Because we can’t know for sure what will become of the unknowns in Romney’s fiscal plan, it exists simultaneously on both ends of the Keynesian scale. If the offsetting base-broadeners never materialize, and the spending cuts don’t happen as advertised, Romney’s plan amounts to a hugely stimulative tax cut.

“A large amount of stimulative tax cuts, and no contractionary spending cuts would suggest the true Keynesian in the race is Romney,” says University of Pennsylvania economist Justin Wolfers.

If, by contrast, his tax reforms are revenue neutral, as he claims they will be, and he pairs them with massive cuts to government spending, he’s proposing an austerity program that would make European elites gleam with pride.

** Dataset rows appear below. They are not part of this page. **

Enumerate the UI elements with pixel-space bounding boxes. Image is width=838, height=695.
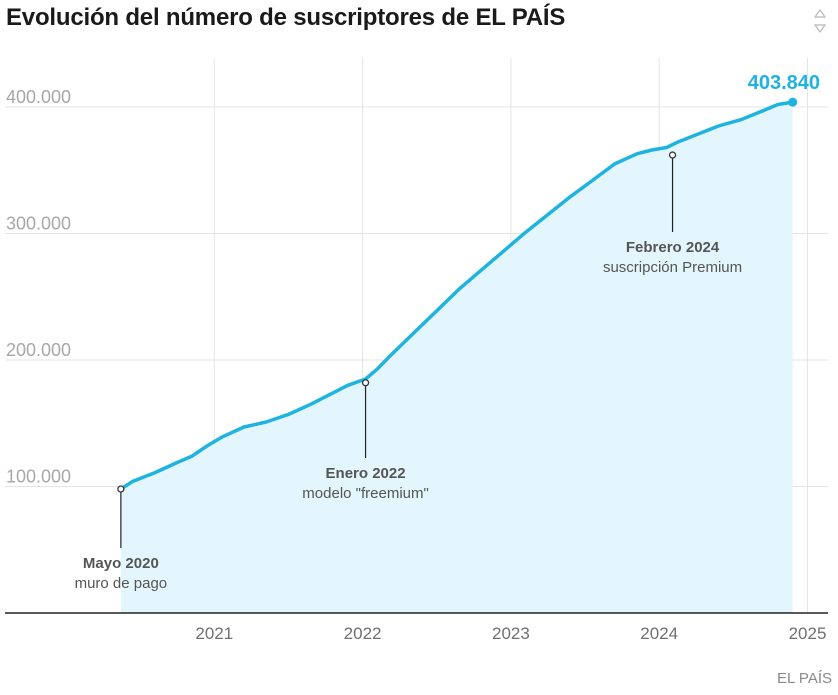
x-tick-label-2022: 2022 (344, 624, 382, 643)
annotation-point-0 (117, 485, 125, 493)
last-value-label: 403.840 (748, 72, 820, 94)
annotation-leaders (120, 155, 674, 548)
chart-title: Evolución del número de suscriptores de … (6, 4, 566, 31)
annotation-title-0: Mayo 2020 (83, 555, 159, 572)
data-points (117, 97, 798, 493)
area-fill (120, 102, 793, 613)
annotation-title-2: Febrero 2024 (626, 239, 720, 256)
x-tick-label-2025: 2025 (789, 624, 827, 643)
annotation-subtitle-2: suscripción Premium (603, 259, 742, 276)
sort-arrows-icon[interactable] (812, 8, 828, 34)
x-tick-label-2023: 2023 (492, 624, 530, 643)
source-credit: EL PAÍS (776, 670, 832, 687)
annotation-point-1 (361, 379, 370, 387)
y-tick-label-200000: 200.000 (6, 340, 71, 360)
x-tick-labels: 2021 2022 2023 2024 2025 (195, 624, 826, 643)
x-tick-label-2024: 2024 (640, 624, 678, 643)
y-tick-label-400000: 400.000 (6, 87, 71, 107)
y-tick-label-100000: 100.000 (6, 467, 71, 487)
y-tick-label-300000: 300.000 (6, 214, 71, 234)
x-tick-label-2021: 2021 (195, 624, 233, 643)
annotation-subtitle-0: muro de pago (75, 575, 168, 592)
last-point (788, 97, 798, 107)
annotation-title-1: Enero 2022 (326, 465, 406, 482)
annotation-subtitle-1: modelo "freemium" (302, 485, 429, 502)
y-tick-labels: 100.000 200.000 300.000 400.000 (6, 87, 71, 487)
series-line (119, 100, 795, 491)
annotation-labels: Mayo 2020 muro de pago Enero 2022 modelo "f… (75, 239, 743, 592)
annotation-point-2 (668, 151, 677, 159)
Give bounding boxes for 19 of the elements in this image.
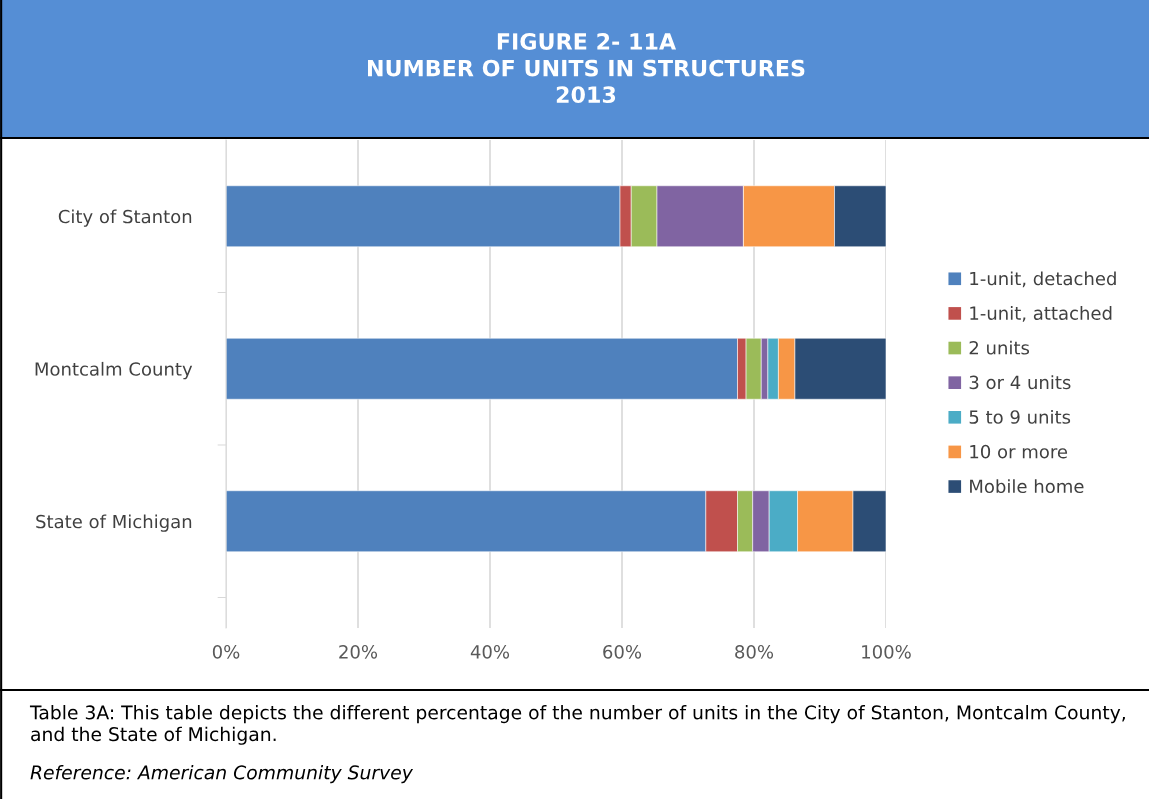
text: Reference: American Community Survey bbox=[30, 765, 414, 784]
legend-label: Mobile home bbox=[970, 479, 1084, 494]
y-tick-label: Montcalm County bbox=[35, 361, 193, 380]
legend-label: 1-unit, detached bbox=[970, 271, 1116, 288]
caption: Table 3A: This table depicts the different percentage of the number of units in the City of Stanton, Montcalm County, and the State of Michigan. bbox=[29, 705, 1125, 745]
y-tick-label: City of Stanton bbox=[58, 209, 192, 227]
x-tick-label: 100% bbox=[862, 644, 911, 659]
legend-label: 5 to 9 units bbox=[969, 409, 1071, 424]
y-tick-label: State of Michigan bbox=[36, 514, 192, 532]
legend-label: 1-unit, attached bbox=[970, 306, 1112, 322]
chart-title: FIGURE 2- 11A NUMBER OF UNITS IN STRUCTURES 2013 bbox=[368, 33, 805, 104]
x-tick-label: 80% bbox=[735, 644, 774, 659]
x-tick-label: 0% bbox=[212, 644, 240, 659]
x-tick-label: 20% bbox=[339, 644, 378, 659]
x-tick-label: 40% bbox=[470, 644, 510, 659]
legend-label: 3 or 4 units bbox=[969, 375, 1071, 390]
legend-label: 10 or more bbox=[970, 444, 1068, 459]
legend-label: 2 units bbox=[969, 340, 1030, 355]
x-tick-label: 60% bbox=[603, 644, 642, 659]
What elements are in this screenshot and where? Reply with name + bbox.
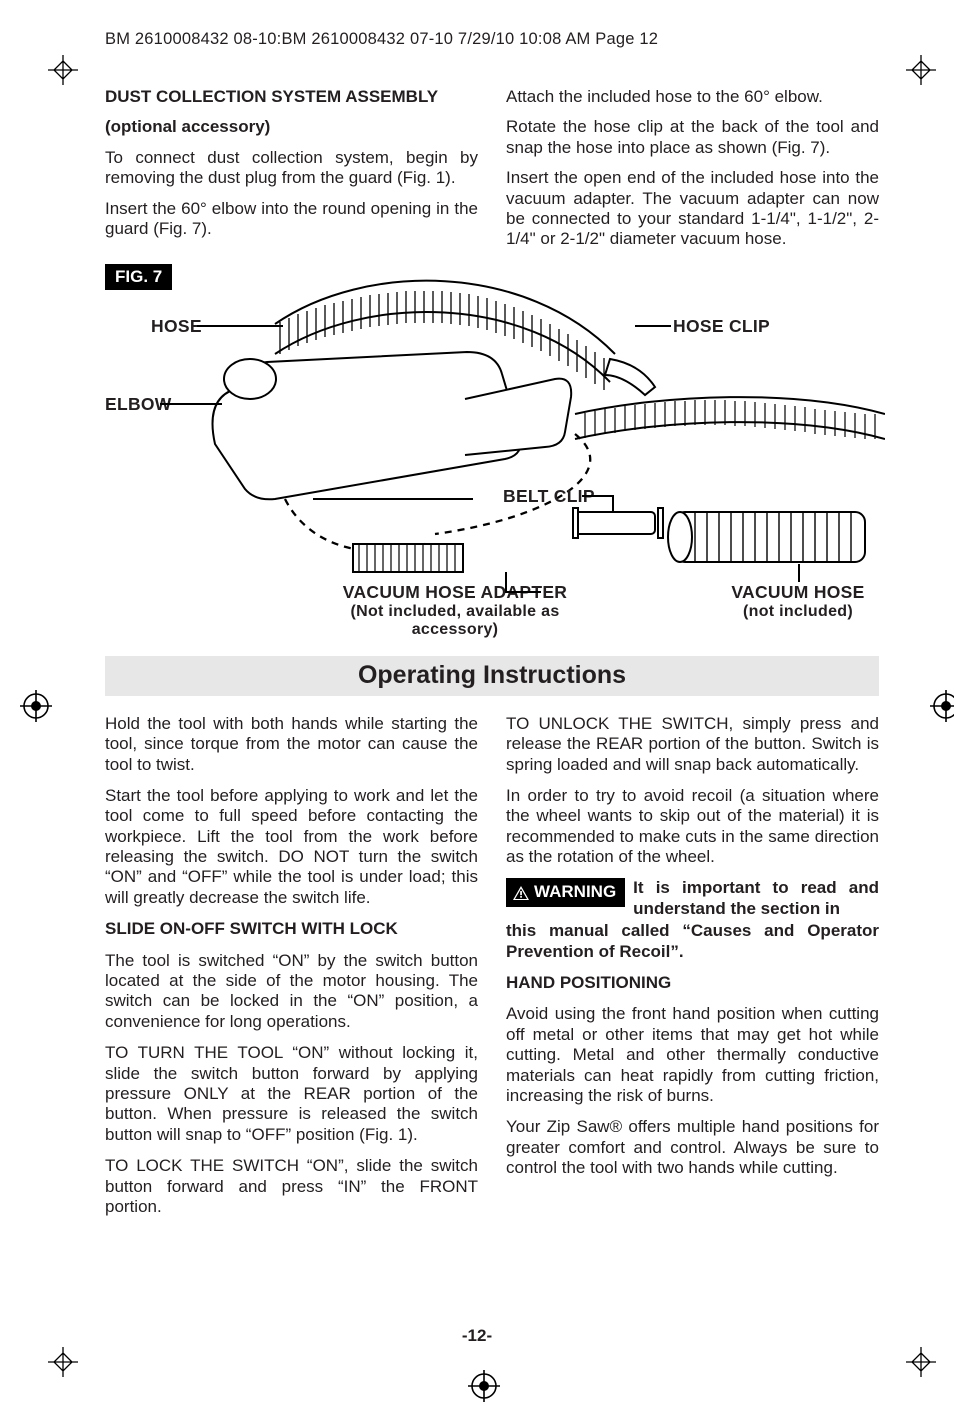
heading-slide-switch: SLIDE ON-OFF SWITCH WITH LOCK: [105, 919, 478, 939]
paragraph: TO LOCK THE SWITCH “ON”, slide the switc…: [105, 1156, 478, 1217]
register-mark-icon: [930, 690, 954, 730]
label-hose: HOSE: [151, 316, 202, 337]
warning-triangle-icon: [513, 886, 529, 900]
label-hose-clip: HOSE CLIP: [673, 316, 770, 337]
warning-lead-text: It is important to read and understand t…: [633, 878, 879, 919]
paragraph: Hold the tool with both hands while star…: [105, 714, 478, 775]
paragraph: Start the tool before applying to work a…: [105, 786, 478, 908]
heading-dust-assembly: DUST COLLECTION SYSTEM ASSEMBLY: [105, 87, 478, 107]
warning-pill: WARNING: [506, 878, 625, 906]
figure-7: FIG. 7: [105, 264, 885, 634]
paragraph: TO TURN THE TOOL “ON” without locking it…: [105, 1043, 478, 1145]
paragraph: The tool is switched “ON” by the switch …: [105, 951, 478, 1033]
paragraph: Attach the included hose to the 60° elbo…: [506, 87, 879, 107]
heading-operating-instructions: Operating Instructions: [105, 656, 879, 696]
warning-label: WARNING: [534, 882, 616, 902]
crop-mark-icon: [48, 1347, 78, 1384]
paragraph: Rotate the hose clip at the back of the …: [506, 117, 879, 158]
crop-mark-icon: [906, 1347, 936, 1384]
page-number: -12-: [0, 1326, 954, 1346]
paragraph: In order to try to avoid recoil (a situa…: [506, 786, 879, 868]
paragraph: Insert the open end of the included hose…: [506, 168, 879, 250]
label-vacuum-hose-adapter: VACUUM HOSE ADAPTER (Not included, avail…: [315, 582, 595, 639]
crop-mark-icon: [906, 55, 936, 92]
warning-callout: WARNING It is important to read and unde…: [506, 878, 879, 919]
paragraph: Your Zip Saw® offers multiple hand posit…: [506, 1117, 879, 1178]
register-mark-icon: [468, 1370, 500, 1410]
paragraph: TO UNLOCK THE SWITCH, simply press and r…: [506, 714, 879, 775]
heading-optional-accessory: (optional accessory): [105, 117, 478, 137]
register-mark-icon: [20, 690, 52, 730]
heading-hand-positioning: HAND POSITIONING: [506, 973, 879, 993]
label-vacuum-hose: VACUUM HOSE (not included): [713, 582, 883, 621]
paragraph: Insert the 60° elbow into the round open…: [105, 199, 478, 240]
paragraph: Avoid using the front hand position when…: [506, 1004, 879, 1106]
print-header: BM 2610008432 08-10:BM 2610008432 07-10 …: [105, 30, 879, 49]
paragraph: To connect dust collection system, begin…: [105, 148, 478, 189]
warning-text: this manual called “Causes and Operator …: [506, 921, 879, 962]
crop-mark-icon: [48, 55, 78, 92]
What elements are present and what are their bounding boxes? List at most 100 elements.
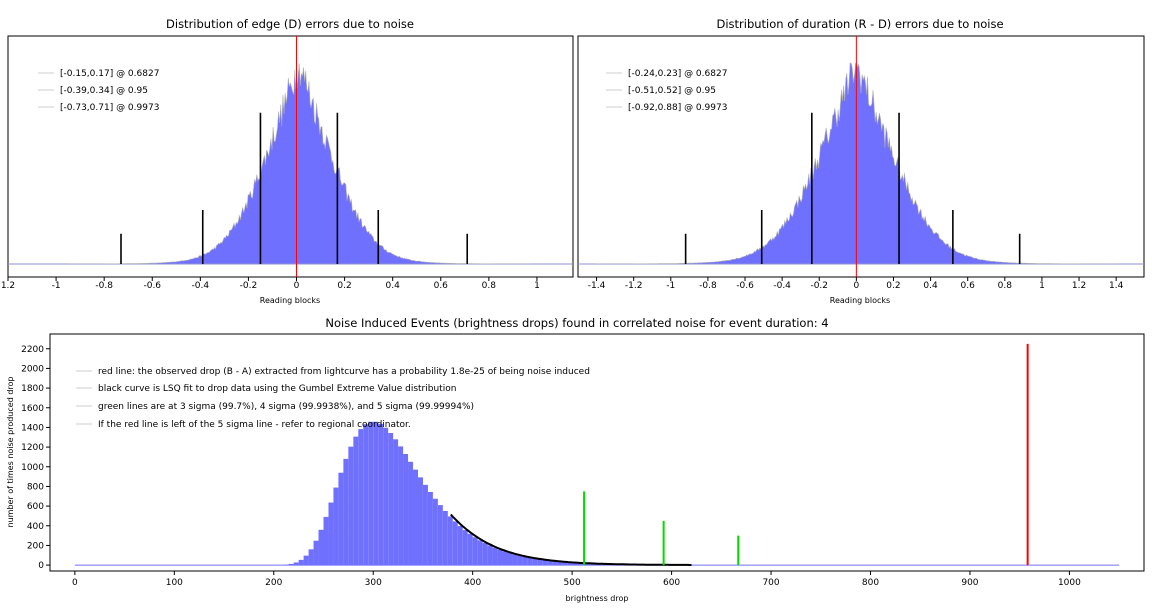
y-tick-label: 1600 xyxy=(21,404,44,414)
interval-markers xyxy=(120,36,469,277)
histogram-bar xyxy=(348,446,354,566)
y-tick-label: 400 xyxy=(27,522,44,532)
x-tick-label: 1 xyxy=(1039,281,1045,291)
histogram-bar xyxy=(487,545,493,566)
y-tick-label: 600 xyxy=(27,502,44,512)
y-tick-label: 1200 xyxy=(21,443,44,453)
x-tick-label: -1.4 xyxy=(588,281,606,291)
x-tick-label: -1 xyxy=(666,281,675,291)
x-tick-label: 1000 xyxy=(1058,578,1081,588)
histogram-bar xyxy=(353,436,359,566)
y-tick-label: 800 xyxy=(27,482,44,492)
histogram-bar xyxy=(482,543,488,566)
histogram-bar xyxy=(383,427,389,566)
x-tick-label: -1 xyxy=(52,281,61,291)
interval-markers xyxy=(684,36,1021,277)
duration-error-panel: Distribution of duration (R - D) errors … xyxy=(577,17,1145,305)
y-tick-label: 2200 xyxy=(21,345,44,355)
histogram-area xyxy=(578,62,1144,265)
histogram-bar xyxy=(512,554,518,566)
histogram-bar xyxy=(567,562,573,566)
histogram-bar xyxy=(288,563,294,566)
histogram-bar xyxy=(472,537,478,566)
plot-frame xyxy=(49,333,1145,572)
legend: [-0.15,0.17] @ 0.6827 [-0.39,0.34] @ 0.9… xyxy=(38,69,159,113)
histogram-bar xyxy=(437,505,443,566)
histogram-bar xyxy=(398,446,404,566)
x-tick-label: 200 xyxy=(265,578,282,588)
histogram-bar xyxy=(358,429,364,566)
legend-entry: [-0.73,0.71] @ 0.9973 xyxy=(60,103,159,113)
legend-entry: black curve is LSQ fit to drop data usin… xyxy=(98,384,456,394)
histogram-bar xyxy=(552,561,558,566)
histogram-bar xyxy=(393,439,399,566)
x-tick-label: -0.2 xyxy=(240,281,258,291)
x-tick-label: 0 xyxy=(853,281,859,291)
legend-entry: [-0.92,0.88] @ 0.9973 xyxy=(628,103,727,113)
x-tick-label: -0.8 xyxy=(95,281,113,291)
x-tick-label: 100 xyxy=(166,578,183,588)
y-tick-label: 1400 xyxy=(21,423,44,433)
histogram-bar xyxy=(378,423,384,566)
histogram-bar xyxy=(413,469,418,566)
chart-title: Distribution of edge (D) errors due to n… xyxy=(166,17,414,31)
x-tick-label: 1.2 xyxy=(1072,281,1086,291)
y-axis-ticks: 0 200 400 600 800 1000 1200 1400 1600 1800 2000 220… xyxy=(21,345,50,571)
x-tick-label: -0.6 xyxy=(143,281,161,291)
histogram-bar xyxy=(403,453,409,566)
x-axis-ticks: 1.2 -1 -0.8 -0.6 -0.4 -0.2 0 0.2 0.4 0.6 0.8 1 xyxy=(1,277,540,291)
x-tick-label: 700 xyxy=(762,578,779,588)
x-axis-ticks: 0 100 200 300 400 500 600 700 800 900 1000 xyxy=(72,571,1081,588)
x-tick-label: -0.6 xyxy=(736,281,754,291)
x-tick-label: 900 xyxy=(961,578,978,588)
edge-error-panel: Distribution of edge (D) errors due to n… xyxy=(1,17,574,305)
legend-entry: [-0.39,0.34] @ 0.95 xyxy=(60,86,148,96)
histogram-bar xyxy=(477,540,483,566)
y-axis-label: number of times noise produced drop xyxy=(6,377,15,528)
histogram-bar xyxy=(333,487,339,566)
x-tick-label: -0.8 xyxy=(699,281,717,291)
histogram-bar xyxy=(422,484,428,566)
x-axis-label: Reading blocks xyxy=(830,296,890,305)
histogram-bar xyxy=(408,461,414,566)
histogram-bars xyxy=(74,421,1120,566)
histogram-bar xyxy=(562,561,568,566)
y-tick-label: 1000 xyxy=(21,463,44,473)
histogram-bar xyxy=(522,556,528,566)
histogram-bar xyxy=(323,516,329,566)
histogram-bar xyxy=(328,502,334,566)
legend-entry: [-0.15,0.17] @ 0.6827 xyxy=(60,69,159,79)
histogram-bar xyxy=(368,421,374,566)
x-tick-label: 0 xyxy=(72,578,78,588)
legend-entry: If the red line is left of the 5 sigma l… xyxy=(98,420,411,430)
x-tick-label: 800 xyxy=(862,578,879,588)
histogram-bar xyxy=(298,559,304,566)
x-tick-label: 600 xyxy=(663,578,680,588)
histogram-bar xyxy=(542,559,548,566)
histogram-bar xyxy=(363,424,369,566)
histogram-bar xyxy=(497,549,503,566)
x-axis-label: brightness drop xyxy=(566,594,629,603)
histogram-bar xyxy=(442,510,448,566)
gumbel-fit-curve xyxy=(450,513,692,566)
histogram-bar xyxy=(293,562,299,566)
noise-events-panel: Noise Induced Events (brightness drops) … xyxy=(6,316,1145,603)
histogram-bar xyxy=(452,521,458,566)
y-tick-label: 1800 xyxy=(21,384,44,394)
histogram-bar xyxy=(572,562,578,566)
x-tick-label: 0.4 xyxy=(923,281,938,291)
histogram-bar xyxy=(308,549,314,566)
histogram-bar xyxy=(303,555,309,566)
x-axis-label: Reading blocks xyxy=(260,296,320,305)
histogram-bar xyxy=(427,492,433,566)
histogram-bar xyxy=(462,530,468,566)
x-axis-ticks: -1.4 -1.2 -1 -0.8 -0.6 -0.4 -0.2 0 0.2 0.4 0.6 0.8 1… xyxy=(588,277,1124,291)
x-tick-label: 0.8 xyxy=(998,281,1013,291)
x-tick-label: 0.6 xyxy=(434,281,449,291)
legend-entry: [-0.51,0.52] @ 0.95 xyxy=(628,86,716,96)
x-tick-label: 400 xyxy=(464,578,481,588)
x-tick-label: 1.4 xyxy=(1109,281,1124,291)
overlay-lines xyxy=(450,343,1029,566)
x-tick-label: 0 xyxy=(294,281,300,291)
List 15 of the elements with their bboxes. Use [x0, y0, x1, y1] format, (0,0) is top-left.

“If you want to analyze [only] what you know, then it’s true that Romney’s budget is far more stimulative than Obama’s budget,” Gleckman says. If you take Romney at his word, though, “what you’re left with is a revenue neutral tax platform which is neither stimulative nor austere, and big spending cuts, largely undescribed, which would presumably reduce economic growth.”

Obama’s budget is much more specific. It calls for reducing deficits over the next 10 years with a mix of higher taxes and spending cuts — a less radical mix of policies, but a real call for budget consolidation.

“Obama certainly has written down a plan that leads to smaller deficits in the long run,” Wolfers says. “If they stick to it, then, yes, he has a modest claim to be more austere — or fiscally responsible is the more polite term.”

Gleckman takes modest exception to the use of the term austerity. “You’ve got to be careful about that word austerity. It doesn’t mean less stimulative, it actually means austerity,” he says. “Obama is clearly not doing that. If you look at the CBO analysis of Obama’s budget, relative to their baseline in 2013, Obama would add $365 billion to the budget deficit for fiscal year 2013. In no year does he add less that $270 billion. You can’t really say that’s austerity. It is certainly very modestly stimulative, or if you’re an Obama supporter you would say more prudent.”

Regardless, at a macro-level it exists somewhere in the middle of the hyper-austere and hyper-stimulative interpretations of Romney’s plan. That’s makes conservatives skeptical.

“You can write anything you want in the President’s budget,” says conservative economist Douglas Holtz-Eakin. “If a Keynesain can’t be happy with the hand over fist spending of President Obama, they’re never going to be happy.”

Burrow deeper and the comparison gets thornier.

Obama’s budget contains much more federal spending than Romney’s, and even if you assume Romney would enact stimulative tax cuts without offsetting them completely, Obama’s measures provide more efficient stimulus.

“If our deficit is entirely because of huge tax cuts for rich people, then you don’t get quite as much economic boost out of it,” says Michael Linden, director of tax and budget policy at the liberal Center for American Progress.

That’s for two reasons, Wolfer’s explains. First, a dollar spent is a dollar spent, whereas a dollar in tax cuts can idle in a bank account. Second, wealthy beneficiaries of tax cuts are less likely to spend the money they save.

“Reducing the size of government would actually contract the economy,” Wolfers adds.

If you take Romney at his word, this is exactly what he’s advertising. And that’s a much more austere plan than Obama’s

“I guess I would say — you’re conflating austerity with fiscal responsibility,” Linden says. “If you define austerity as immediate short-term fiscal contraction, by endorsing the Ryan plan, Romney’s far more austere than the Obama budget. In the near-term I think it’s pretty clear that Romney’s far-more austere. In the long-run I think Obama’s more fiscally responsible.”